Kross właśnie zaprezentował swój najnowszy model Grist Boost 3.0, który z pewnością zwróci uwagę nie tylko specyfikacją, ale także ceną. To elektryczny rower górski z pełnym zawieszeniem, który kosztuje niemal 21 tysięcy złotych. Cena, która jeszcze kilka lat temu była nie do pomyślenia w przypadku polskiego producenta.
Kross Grist Boost 3.0 to najdroższa wersja elektrycznego roweru z pełnym zawieszeniem w ofercie marki. Dokładnie 20 999 złotych to wzrost o 2000 złotych w porównaniu do poprzedniej generacji i aż 5000 złotych względem pierwowzoru sprzed kilku lat.
Taka polityka cenowa naturalnie budzi mieszane uczucia. W sieci można znaleźć głosy krytyki, zwracające uwagę, że za podobną kwotę można nabyć porządny motocykl 125 cm³. To prawda, ale trzeba pamiętać, że mówimy o zupełnie innych produktach i doświadczeniach.

Specyfikacja techniczna rzeczywiście imponuje. Producent wyposażył rower w zaawansowany system zawieszenia marki RockShox. Z przodu znajdziemy widelec Yari RC o skoku 150 mm, który współpracuje z tylnym amortyzatorem Deluxe Select R. Takie połączenie powinno poradzić sobie nawet z najtrudniejszym górskim terenem.
Ciekawym rozwiązaniem jest konfiguracja mullet, łącząca 29-calowe koło z przodu z 27,5-calowym z tyłu. Teoretycznie ma to poprawić stabilność bez utraty zwrotności. Całość dopełniają opony WTB Trail Boss TCS o szerokości 2,4 cala.

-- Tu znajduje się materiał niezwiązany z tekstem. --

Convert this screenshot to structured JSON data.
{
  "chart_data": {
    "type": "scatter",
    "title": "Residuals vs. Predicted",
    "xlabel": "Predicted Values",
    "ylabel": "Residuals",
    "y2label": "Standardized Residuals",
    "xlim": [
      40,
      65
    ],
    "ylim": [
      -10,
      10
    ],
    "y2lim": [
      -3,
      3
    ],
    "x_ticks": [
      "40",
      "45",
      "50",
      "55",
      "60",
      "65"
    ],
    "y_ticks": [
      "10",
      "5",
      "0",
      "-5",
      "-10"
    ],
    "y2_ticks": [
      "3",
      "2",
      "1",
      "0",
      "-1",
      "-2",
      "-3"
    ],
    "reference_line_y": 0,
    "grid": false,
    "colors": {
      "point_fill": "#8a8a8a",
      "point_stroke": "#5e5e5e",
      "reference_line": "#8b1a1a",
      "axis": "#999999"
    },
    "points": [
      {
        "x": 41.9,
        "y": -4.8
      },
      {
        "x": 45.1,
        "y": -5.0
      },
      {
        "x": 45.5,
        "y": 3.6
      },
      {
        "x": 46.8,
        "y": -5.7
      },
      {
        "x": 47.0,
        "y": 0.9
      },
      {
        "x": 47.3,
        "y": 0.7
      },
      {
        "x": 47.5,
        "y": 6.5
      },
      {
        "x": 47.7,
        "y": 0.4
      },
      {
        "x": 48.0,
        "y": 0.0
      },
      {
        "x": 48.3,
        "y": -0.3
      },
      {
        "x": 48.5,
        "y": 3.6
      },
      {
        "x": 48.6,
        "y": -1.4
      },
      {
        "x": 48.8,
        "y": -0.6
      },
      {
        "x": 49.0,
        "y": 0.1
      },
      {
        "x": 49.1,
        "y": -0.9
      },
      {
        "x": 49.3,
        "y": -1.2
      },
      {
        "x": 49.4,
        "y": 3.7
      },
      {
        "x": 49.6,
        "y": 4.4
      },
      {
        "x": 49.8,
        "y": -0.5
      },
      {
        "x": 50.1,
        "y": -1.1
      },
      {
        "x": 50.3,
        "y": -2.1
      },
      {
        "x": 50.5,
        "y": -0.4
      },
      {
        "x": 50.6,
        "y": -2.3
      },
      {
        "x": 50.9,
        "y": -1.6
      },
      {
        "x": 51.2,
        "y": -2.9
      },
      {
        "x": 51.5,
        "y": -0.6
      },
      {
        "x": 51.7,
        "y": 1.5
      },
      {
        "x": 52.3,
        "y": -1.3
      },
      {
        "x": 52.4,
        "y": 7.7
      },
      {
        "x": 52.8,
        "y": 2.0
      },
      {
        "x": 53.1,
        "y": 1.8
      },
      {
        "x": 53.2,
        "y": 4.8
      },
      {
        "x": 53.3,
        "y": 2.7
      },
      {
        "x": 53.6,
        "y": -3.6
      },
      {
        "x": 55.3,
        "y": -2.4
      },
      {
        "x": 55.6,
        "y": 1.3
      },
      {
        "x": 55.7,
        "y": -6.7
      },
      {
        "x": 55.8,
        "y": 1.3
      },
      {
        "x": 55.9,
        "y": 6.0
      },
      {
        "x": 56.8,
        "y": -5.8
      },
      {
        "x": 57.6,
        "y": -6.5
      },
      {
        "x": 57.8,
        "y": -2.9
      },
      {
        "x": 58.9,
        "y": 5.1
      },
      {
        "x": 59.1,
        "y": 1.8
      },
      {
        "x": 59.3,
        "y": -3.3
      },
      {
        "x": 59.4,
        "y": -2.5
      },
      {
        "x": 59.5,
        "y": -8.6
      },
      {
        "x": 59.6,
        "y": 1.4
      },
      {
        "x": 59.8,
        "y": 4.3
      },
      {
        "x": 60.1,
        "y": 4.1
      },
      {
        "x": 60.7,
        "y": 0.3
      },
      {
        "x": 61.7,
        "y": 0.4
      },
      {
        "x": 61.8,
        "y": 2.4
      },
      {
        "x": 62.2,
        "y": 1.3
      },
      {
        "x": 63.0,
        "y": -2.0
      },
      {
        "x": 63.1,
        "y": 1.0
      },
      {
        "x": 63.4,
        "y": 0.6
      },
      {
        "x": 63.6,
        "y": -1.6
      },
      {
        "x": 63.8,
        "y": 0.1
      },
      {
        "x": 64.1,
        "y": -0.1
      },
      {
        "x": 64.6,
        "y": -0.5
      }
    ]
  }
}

Za precyzyjną zmianę biegów odpowiada 12-rzędowy osprzęt Shimano Deore SLX, współpracujący z hamulcami tej samej serii. System wykorzystuje tarcze o średnicy 203 mm z przodu i 180 mm z tyłu, co powinno zapewnić odpowiednią siłę hamowania nawet na stromych zjazdach.

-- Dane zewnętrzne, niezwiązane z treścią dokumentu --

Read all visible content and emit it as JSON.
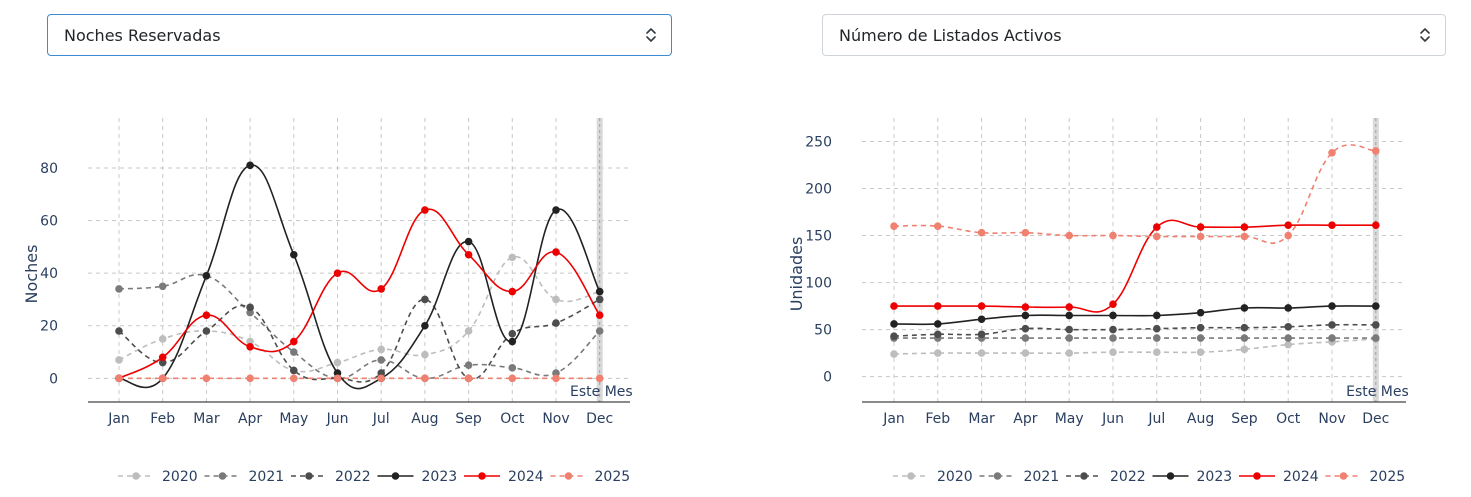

Sercem napędu jest silnik Shimano EP800 generujący moment obrotowy 85 Nm. To jedna z mocniejszych jednostek dostępnych obecnie na rynku, która bez problemu poradzi sobie z podjazdami nawet przy pełnym obciążeniu.
Silnik współpracuje z baterią o pojemności 630 Wh. Producent deklaruje zasięg do 90 kilometrów na jednym ładowaniu, choć w praktyce wartość ta będzie zależała od wielu czynników – stylu jazdy, ukształtowania terenu i intensywności korzystania z wspomagania.
Estetycznym detalem, który świadczy o klasie roweru, jest schowane wewnątrz ramy okablowanie. To nie tylko kwestia wyglądu – takie rozwiązanie chroni przewody przed uszkodzeniami podczas jazdy w trudnych warunkach.
Nowy model Krossa pokazuje, że polscy producenci nie boją się sięgać po premium. Pytanie brzmi, czy rodzimy rynek jest gotowy na taką cenę i czy rower znajdzie wystarczająco wielu nabywców. To ważny test dla całej branży.